The film deals not only with the inception and growth of Santini's precious collection, but also with its conservation after his death. In 1862 the collection was purchased and transported from Italy to the city of Münster in Germany and lay there forgotten for 40 years. Then in 1902 this trove was rediscovered and brought to the attention of the public through by the work of Edward Dent, the distinguished British musicologist.
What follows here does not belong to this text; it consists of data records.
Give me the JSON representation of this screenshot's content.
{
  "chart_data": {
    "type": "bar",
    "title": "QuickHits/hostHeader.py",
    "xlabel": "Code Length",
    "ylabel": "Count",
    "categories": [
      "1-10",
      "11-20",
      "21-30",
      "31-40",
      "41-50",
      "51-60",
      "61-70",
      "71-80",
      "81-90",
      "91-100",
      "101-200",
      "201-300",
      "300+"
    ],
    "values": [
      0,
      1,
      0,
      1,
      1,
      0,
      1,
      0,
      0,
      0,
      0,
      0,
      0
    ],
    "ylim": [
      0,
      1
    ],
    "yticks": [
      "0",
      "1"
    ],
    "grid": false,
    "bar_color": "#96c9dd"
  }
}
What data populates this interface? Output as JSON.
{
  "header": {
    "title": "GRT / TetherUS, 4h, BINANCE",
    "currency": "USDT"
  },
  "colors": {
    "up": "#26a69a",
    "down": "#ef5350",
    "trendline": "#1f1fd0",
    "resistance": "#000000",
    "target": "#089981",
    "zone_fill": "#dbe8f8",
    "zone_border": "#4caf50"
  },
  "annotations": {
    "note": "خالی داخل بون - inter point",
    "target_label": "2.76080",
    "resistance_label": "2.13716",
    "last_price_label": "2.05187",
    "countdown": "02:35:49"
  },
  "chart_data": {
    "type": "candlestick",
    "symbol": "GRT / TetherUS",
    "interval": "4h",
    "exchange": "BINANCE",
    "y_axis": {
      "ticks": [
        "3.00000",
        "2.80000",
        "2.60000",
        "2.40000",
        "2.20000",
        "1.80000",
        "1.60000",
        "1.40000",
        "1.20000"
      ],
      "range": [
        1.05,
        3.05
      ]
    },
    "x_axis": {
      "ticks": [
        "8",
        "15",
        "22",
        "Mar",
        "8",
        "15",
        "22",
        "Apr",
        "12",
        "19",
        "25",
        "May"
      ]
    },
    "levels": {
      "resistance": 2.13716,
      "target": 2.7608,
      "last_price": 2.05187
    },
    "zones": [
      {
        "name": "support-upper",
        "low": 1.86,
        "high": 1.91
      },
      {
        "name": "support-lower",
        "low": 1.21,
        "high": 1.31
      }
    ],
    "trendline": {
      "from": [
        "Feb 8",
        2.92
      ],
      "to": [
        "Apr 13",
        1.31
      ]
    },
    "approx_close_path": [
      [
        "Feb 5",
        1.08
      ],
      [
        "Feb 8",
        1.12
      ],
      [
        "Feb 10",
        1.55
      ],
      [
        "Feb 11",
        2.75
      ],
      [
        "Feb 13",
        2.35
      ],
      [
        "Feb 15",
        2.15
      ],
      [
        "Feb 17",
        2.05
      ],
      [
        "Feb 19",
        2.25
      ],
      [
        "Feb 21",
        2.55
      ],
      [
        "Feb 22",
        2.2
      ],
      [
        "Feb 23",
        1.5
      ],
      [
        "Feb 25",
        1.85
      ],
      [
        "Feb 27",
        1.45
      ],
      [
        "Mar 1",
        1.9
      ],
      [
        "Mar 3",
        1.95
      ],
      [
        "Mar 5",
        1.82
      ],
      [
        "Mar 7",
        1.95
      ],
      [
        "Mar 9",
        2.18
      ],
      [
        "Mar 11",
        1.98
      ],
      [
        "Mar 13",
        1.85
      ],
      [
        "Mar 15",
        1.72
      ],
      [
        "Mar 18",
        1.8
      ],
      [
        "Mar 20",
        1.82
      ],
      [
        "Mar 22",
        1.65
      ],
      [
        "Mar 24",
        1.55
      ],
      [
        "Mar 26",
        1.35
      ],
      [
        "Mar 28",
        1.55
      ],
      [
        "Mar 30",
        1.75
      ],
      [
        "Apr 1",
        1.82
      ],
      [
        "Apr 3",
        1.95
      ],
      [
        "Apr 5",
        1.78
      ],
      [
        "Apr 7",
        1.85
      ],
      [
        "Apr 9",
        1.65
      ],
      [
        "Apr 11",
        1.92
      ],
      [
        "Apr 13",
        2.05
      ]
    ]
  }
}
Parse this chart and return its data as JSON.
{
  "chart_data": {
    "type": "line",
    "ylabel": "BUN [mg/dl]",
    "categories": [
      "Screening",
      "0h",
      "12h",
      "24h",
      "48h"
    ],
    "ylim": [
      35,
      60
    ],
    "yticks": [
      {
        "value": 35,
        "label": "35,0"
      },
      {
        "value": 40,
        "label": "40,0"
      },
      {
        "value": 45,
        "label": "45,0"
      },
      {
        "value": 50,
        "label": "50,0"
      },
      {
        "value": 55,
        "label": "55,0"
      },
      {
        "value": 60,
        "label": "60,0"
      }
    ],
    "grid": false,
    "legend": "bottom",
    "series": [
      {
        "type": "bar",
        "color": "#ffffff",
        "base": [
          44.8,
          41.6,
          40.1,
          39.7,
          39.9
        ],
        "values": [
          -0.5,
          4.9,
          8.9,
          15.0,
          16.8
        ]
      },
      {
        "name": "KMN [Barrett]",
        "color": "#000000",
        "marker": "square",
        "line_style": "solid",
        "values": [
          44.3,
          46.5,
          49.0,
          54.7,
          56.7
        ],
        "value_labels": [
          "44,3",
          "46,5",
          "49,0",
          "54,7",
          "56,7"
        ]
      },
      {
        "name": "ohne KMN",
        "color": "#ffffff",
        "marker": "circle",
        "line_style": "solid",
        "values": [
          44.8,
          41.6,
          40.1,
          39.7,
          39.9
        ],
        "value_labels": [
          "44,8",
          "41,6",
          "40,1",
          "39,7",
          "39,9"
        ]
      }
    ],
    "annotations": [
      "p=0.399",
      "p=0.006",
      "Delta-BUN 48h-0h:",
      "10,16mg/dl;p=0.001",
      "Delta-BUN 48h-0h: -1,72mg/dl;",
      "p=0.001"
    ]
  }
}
Subsequently, the collection was saved from firebombs during World War II, and though partially damaged after the war by a devastating flood, the irreplaceable musical opus of Santini has survived.

==Cast==
- Renato Scarpa: Fortunato Santini
- John Gayford: Edward Dent
- Maximilian Scheidt: Felix Mendelssohn
- Harald Redmer: Carl Friedrich Zelter
- Domenico Galasso: Giuseppe Baini
- Claudio Marchione: Giuseppe Jannacconi
- Pietro M. Beccatini: Carlo Odescalchi
- Antonio Giovannini: Mariano Astolfi
- Florian Steffens: young Edward Dent
- Emanuele Paragallo: young Fortunato Santini

== Film music ==
The Soundtrack is composed of musical pieces from Santini's collection, some performed for the first time under conductor Favio Colusso by the Ensemble Seicentonovecento.

| Nr. | Author | Title |
|---|---|---|
| 1. | Antonio Lotti | Crucifixus |
| 2. | Tomás Luis de Victoria | Salve Regina |
| 3. | Cristóbal de Morales | Lamentabatur Jacob |
| 4. | Giacomo Carissimi | Jephte, Plorate filii Israel |
| 5. | Antonio Caldara | Kyrie from the Missa Dolorosa |
| 6. | Francesco Durante | Lamentationes Jeremiae Prophetae |
| 7. | Palestrina | Kyrie from the Missa Ut-Re-Mi-Fa-So-La |
| 8. | Giovanni Battista Martini | Sonata g-minor for Organ, Sarabanda |
| 9. | Palestrina | Aleph III |
| 10. | Carl Heinrich Graun | Der Tod Jesu |
| 11. | Georg Friedrich Händel | Non esce un guardo mai |
| 12. | Georg Friedrich Händel | Resurrezione |
| 13. | Alessandro Melani | Magnificat |
| 14. | Johann Sebastian Bach | Passio secundum Joannem |
| 15. | Fortunato Santini | Te Deum a Due Cori |
| 16. | Domenico Scarlatti | Sonatas in f-Minor K. 519 |
| 17. | Francesco Durante | Requiem Lacrimosa |
| 18. | Alessandro Scarlatti | Agar et Ismaele esiliati, grave |
| 19. | Domenico Scarlatti | sonata in f-Minor L.281 K.239 |
| 20. | Georg Friedrich Händel | Israel in Egypt / a thick darkness |
| 21. | Fortunato Santini | Sancte Paule Apostole |

Some other background music was composed by Flavio Colusso.

==Release and reception==
Santini's Network premiered at the Auditorium of Santa Maria dell’Anima in Rome on 1 April 2014 and in Münster's Schloßtheater on 9 April 2014. Film critic Günter Moseler: "A great film about a modest life for the future of Early Music." (Ein großer Film über ein kleines Leben für die Zukunft Alter Musik.). First broadcast was in Westdeutscher Rundfunk on 28 April 2014.